Our ‘Away from home’ blogging series features one Indian postdoc working in a foreign lab every Wednesday. The posts recount the experience of these postdocs — the triumphs and challenges of lab life, the cultural differences, what they miss about India — and, most importantly, offer some useful tips for postdocs headed abroad.
The series has had an excellent response from the scientific and research community worldwide. For our regular readers, and those who are just joining us now, we provide a summary of the month’s entries, including an interactive map pinpointing the labs these postdocs are based. All these interesting entries and summaries can be found under the ‘Away from home’ category of the Indigenus blog.

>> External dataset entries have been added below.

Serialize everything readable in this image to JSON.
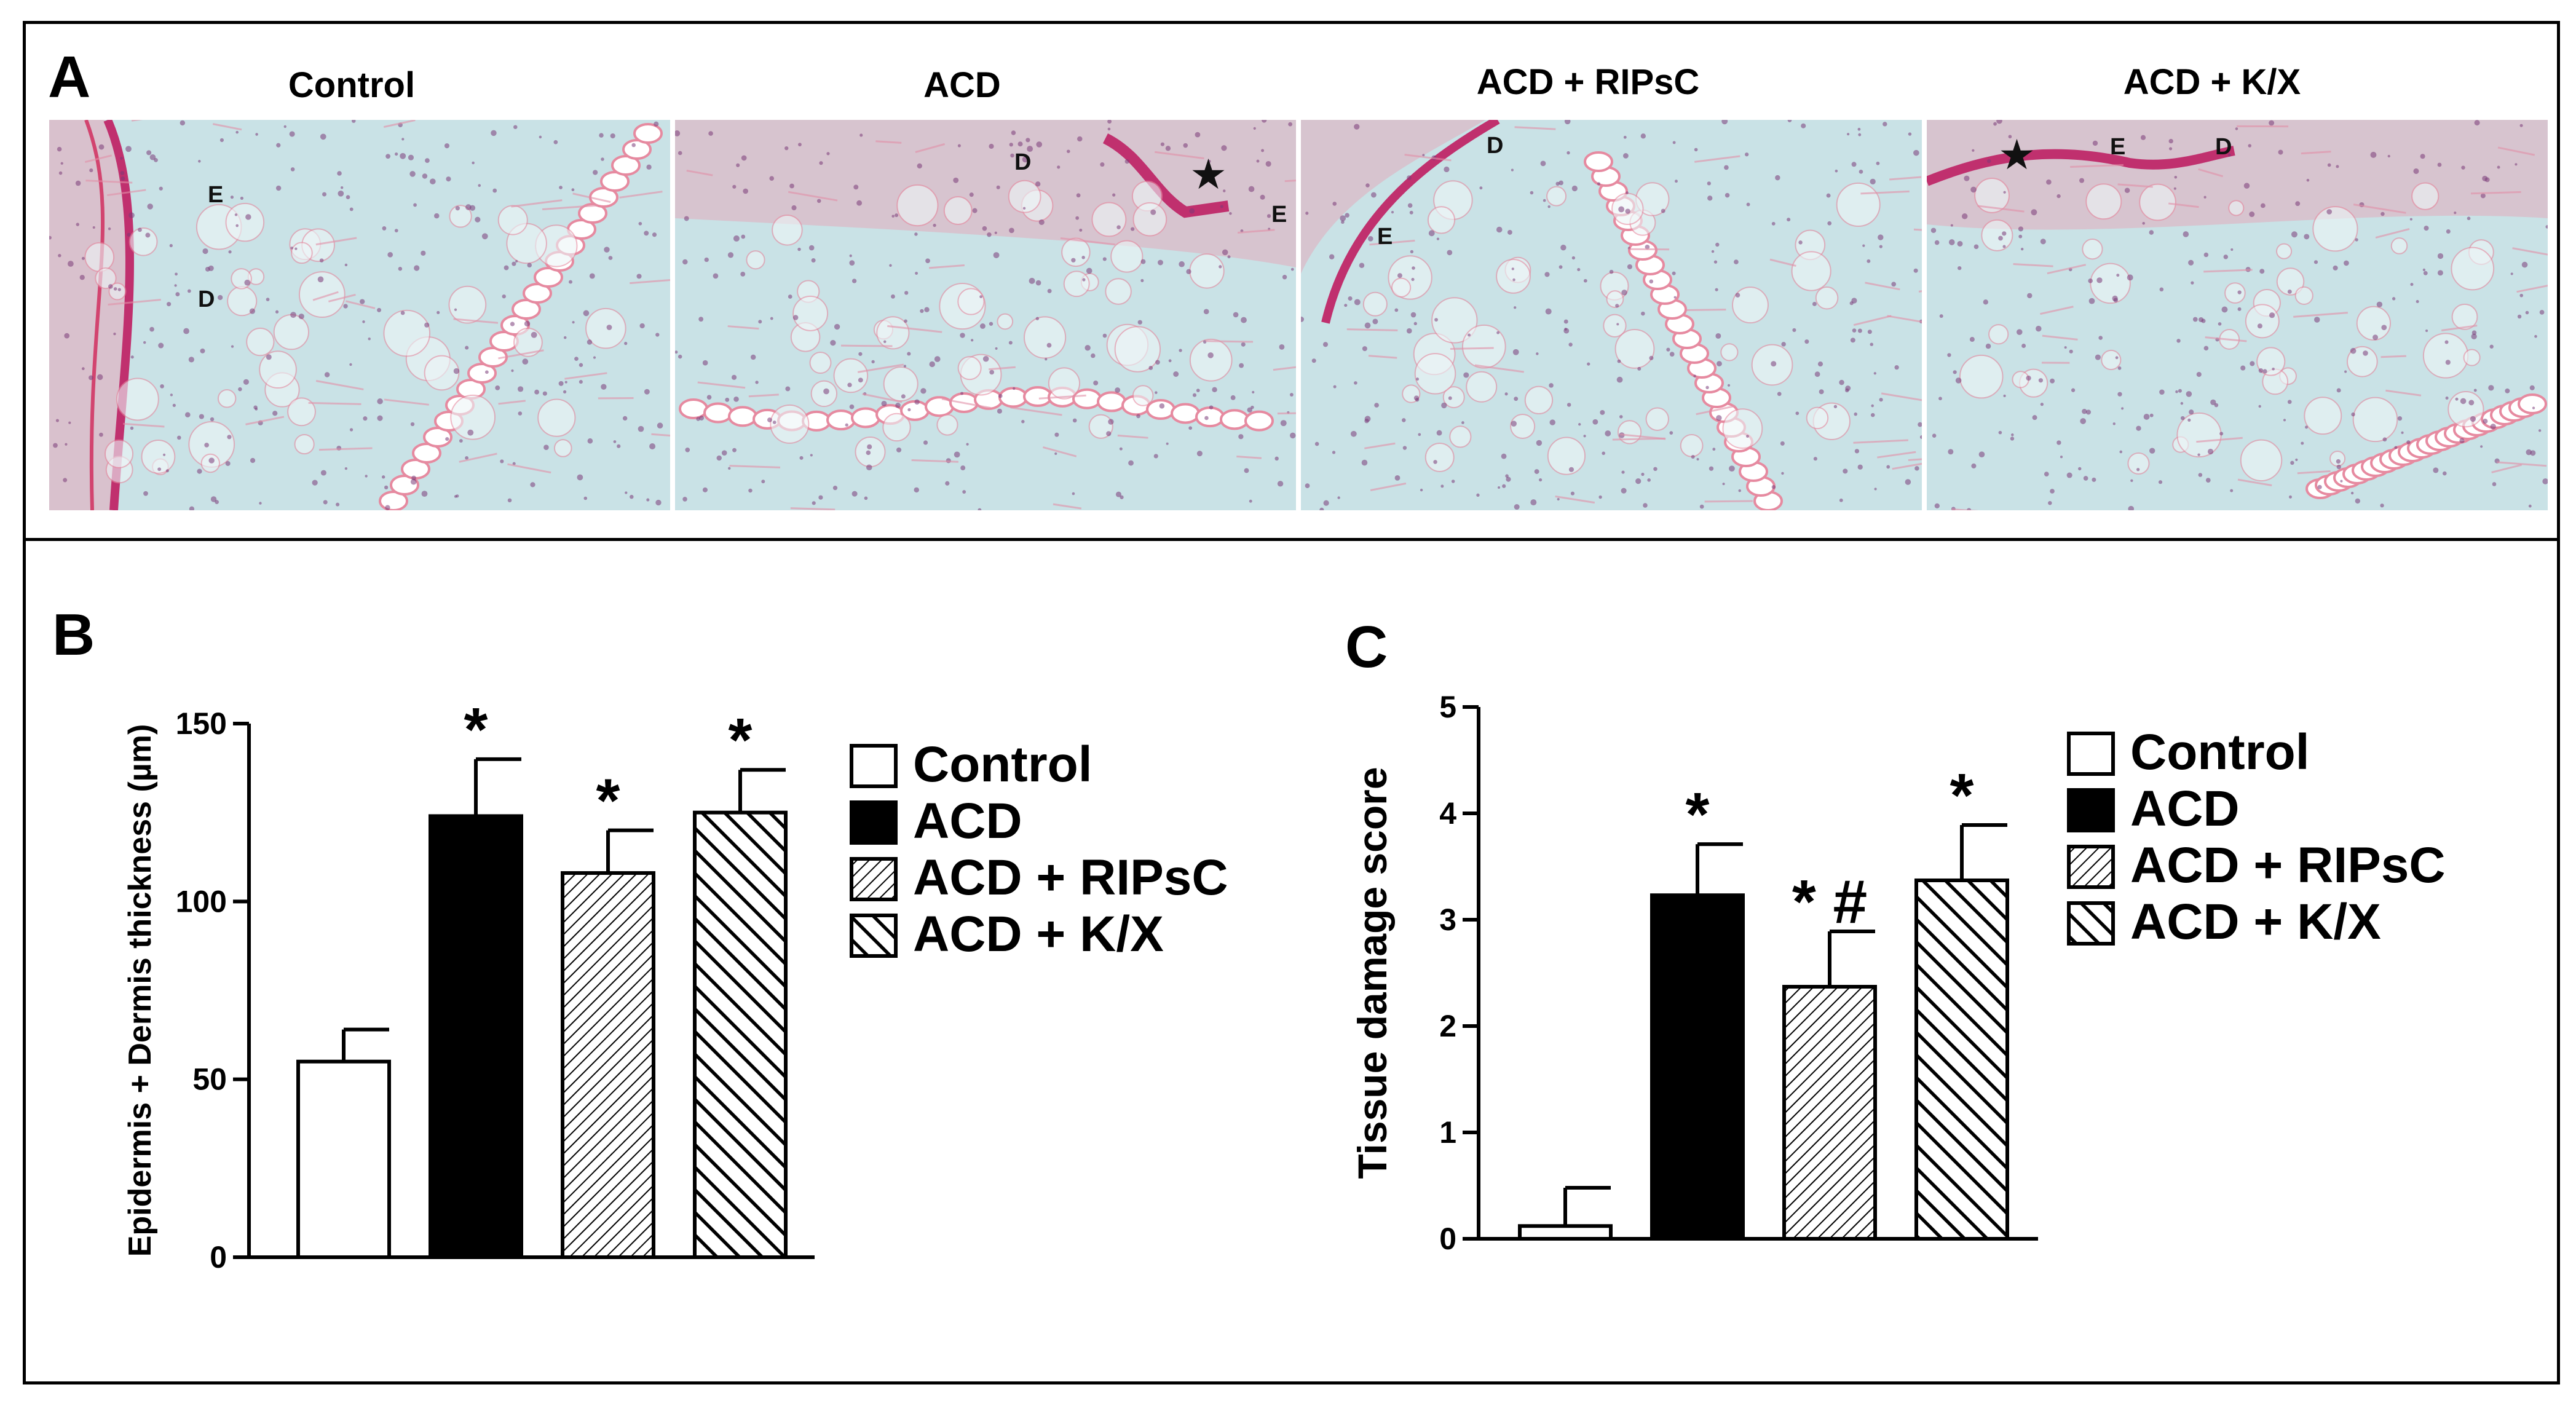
{
  "panel_a": {
    "letter": "A",
    "columns": [
      {
        "title": "Control",
        "labels": [
          "E",
          "D"
        ],
        "star": false
      },
      {
        "title": "ACD",
        "labels": [
          "D",
          "E"
        ],
        "star": true
      },
      {
        "title": "ACD + RIPsC",
        "labels": [
          "D",
          "E"
        ],
        "star": false
      },
      {
        "title": "ACD + K/X",
        "labels": [
          "E",
          "D"
        ],
        "star": true
      }
    ],
    "colors": {
      "background": "#c9e2e6",
      "tissue": "#e6a6b8",
      "epidermis": "#c0306e",
      "nuclei": "#7a3a78",
      "fat_line": "#e68aa0"
    }
  },
  "chart_data": [
    {
      "type": "bar",
      "panel_letter": "B",
      "categories": [
        "Control",
        "ACD",
        "ACD + RIPsC",
        "ACD + K/X"
      ],
      "values": [
        55,
        124,
        108,
        125
      ],
      "errors": [
        9,
        16,
        12,
        12
      ],
      "significance": [
        "",
        "*",
        "*",
        "*"
      ],
      "fills": [
        "open",
        "solid",
        "fine-hatch",
        "coarse-hatch"
      ],
      "ylabel": "Epidermis + Dermis thickness (µm)",
      "xlabel": "",
      "ylim": [
        0,
        150
      ],
      "yticks": [
        0,
        50,
        100,
        150
      ],
      "legend_position": "right",
      "grid": false
    },
    {
      "type": "bar",
      "panel_letter": "C",
      "categories": [
        "Control",
        "ACD",
        "ACD + RIPsC",
        "ACD + K/X"
      ],
      "values": [
        0.12,
        3.23,
        2.37,
        3.37
      ],
      "errors": [
        0.36,
        0.48,
        0.52,
        0.52
      ],
      "significance": [
        "",
        "*",
        "* #",
        "*"
      ],
      "fills": [
        "open",
        "solid",
        "fine-hatch",
        "coarse-hatch"
      ],
      "ylabel": "Tissue damage score",
      "xlabel": "",
      "ylim": [
        0,
        5
      ],
      "yticks": [
        0,
        1,
        2,
        3,
        4,
        5
      ],
      "legend_position": "right",
      "grid": false
    }
  ]
}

We will continue to update the map each Wednesday and hope that you will join in the online conversation using the #postdochat hashtag.
Work culture matters
In February’s first post, we heard from Shankar Das, a postdoctoral research associate in the Department of Biochemistry and Molecular Pharmacology at the University of Massachusetts Medical School, USA. Shankar narrates the culture shock he dealt with after he landed in the US from Bose Institute in Kolkata, India. Despite the initial glitch, he suggests that every researcher must get international exposure and come back with some essential take-homes. Shankar was our second postdoc from Boston, part of the thriving community of Indian postdocs in the East coast of the US.
Industrial research
In the first ever blog from the industry, Shubhra Chaudhuri told us why industry is a great place to do research and some “serious science”. Shubhra, who did a masters from the University of Delhi, India is currently a postdoc in the toxicology division of The Dow Chemical Company, Michigan, USA.

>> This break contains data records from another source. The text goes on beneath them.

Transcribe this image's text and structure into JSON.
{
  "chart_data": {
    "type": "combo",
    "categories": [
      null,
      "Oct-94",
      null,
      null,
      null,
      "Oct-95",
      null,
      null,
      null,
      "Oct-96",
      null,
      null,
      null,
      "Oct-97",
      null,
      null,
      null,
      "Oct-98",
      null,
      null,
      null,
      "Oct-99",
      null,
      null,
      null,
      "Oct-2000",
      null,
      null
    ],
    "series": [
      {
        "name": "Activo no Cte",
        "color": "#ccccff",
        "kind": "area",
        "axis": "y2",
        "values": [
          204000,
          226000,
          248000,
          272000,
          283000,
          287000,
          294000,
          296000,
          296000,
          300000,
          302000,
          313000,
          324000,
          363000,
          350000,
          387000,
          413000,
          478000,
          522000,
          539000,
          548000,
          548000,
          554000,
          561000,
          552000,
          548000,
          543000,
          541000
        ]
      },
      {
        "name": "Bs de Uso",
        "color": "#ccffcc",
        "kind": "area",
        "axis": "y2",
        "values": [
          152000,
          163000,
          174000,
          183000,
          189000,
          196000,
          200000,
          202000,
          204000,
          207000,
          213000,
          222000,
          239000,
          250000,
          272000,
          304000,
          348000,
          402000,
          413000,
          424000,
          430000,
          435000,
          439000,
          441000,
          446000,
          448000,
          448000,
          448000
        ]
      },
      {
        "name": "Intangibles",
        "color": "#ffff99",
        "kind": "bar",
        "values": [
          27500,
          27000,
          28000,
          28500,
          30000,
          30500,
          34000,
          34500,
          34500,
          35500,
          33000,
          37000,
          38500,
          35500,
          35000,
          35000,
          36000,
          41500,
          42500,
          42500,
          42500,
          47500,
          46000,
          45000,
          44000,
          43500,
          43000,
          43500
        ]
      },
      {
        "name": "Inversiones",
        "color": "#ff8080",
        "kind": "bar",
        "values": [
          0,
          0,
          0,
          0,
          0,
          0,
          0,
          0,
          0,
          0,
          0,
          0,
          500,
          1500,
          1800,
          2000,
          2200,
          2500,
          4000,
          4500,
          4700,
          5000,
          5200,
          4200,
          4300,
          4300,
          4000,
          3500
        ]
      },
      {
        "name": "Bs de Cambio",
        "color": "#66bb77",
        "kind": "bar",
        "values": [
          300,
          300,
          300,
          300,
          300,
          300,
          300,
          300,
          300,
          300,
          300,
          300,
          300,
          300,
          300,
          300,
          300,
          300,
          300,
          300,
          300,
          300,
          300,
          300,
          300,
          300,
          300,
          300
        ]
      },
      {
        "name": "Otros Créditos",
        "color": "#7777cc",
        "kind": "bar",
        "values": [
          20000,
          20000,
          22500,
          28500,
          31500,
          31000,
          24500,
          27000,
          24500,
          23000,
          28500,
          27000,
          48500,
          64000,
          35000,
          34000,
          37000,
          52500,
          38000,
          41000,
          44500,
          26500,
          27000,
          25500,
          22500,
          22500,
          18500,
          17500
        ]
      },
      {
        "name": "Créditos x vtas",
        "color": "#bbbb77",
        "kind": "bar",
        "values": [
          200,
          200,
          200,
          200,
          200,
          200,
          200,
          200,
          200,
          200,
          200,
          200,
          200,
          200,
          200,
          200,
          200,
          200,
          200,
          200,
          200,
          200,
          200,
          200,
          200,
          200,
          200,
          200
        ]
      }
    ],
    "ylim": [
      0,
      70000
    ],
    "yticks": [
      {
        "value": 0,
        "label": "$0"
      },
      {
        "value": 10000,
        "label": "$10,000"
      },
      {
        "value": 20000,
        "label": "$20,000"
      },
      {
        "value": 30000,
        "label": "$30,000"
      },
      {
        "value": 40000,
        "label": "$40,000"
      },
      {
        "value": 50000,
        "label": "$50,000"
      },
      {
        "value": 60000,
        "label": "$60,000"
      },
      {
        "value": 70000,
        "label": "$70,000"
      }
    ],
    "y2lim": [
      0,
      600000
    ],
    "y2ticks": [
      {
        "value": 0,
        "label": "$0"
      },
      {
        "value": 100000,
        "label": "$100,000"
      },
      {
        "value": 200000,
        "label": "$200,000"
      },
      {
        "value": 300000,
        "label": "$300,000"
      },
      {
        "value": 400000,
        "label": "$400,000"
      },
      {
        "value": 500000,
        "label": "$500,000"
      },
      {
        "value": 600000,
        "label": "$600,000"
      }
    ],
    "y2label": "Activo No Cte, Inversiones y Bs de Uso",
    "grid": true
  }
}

Making energy storage devices
February’s last postdoc blogger was Gaind P. Pandey, a Ph.D from University of Delhi, India currently at the Center for Autonomous Solar Power (CASP), State University of New York (SUNY) at Binghamton, New York, USA. The new work culture was something he found difficult to fit into. Besides, he narrates his unique experience with some news-making natural disasters. Pandey stumbled into science ‘accidentally’ and finds himself making high energy storage devices now.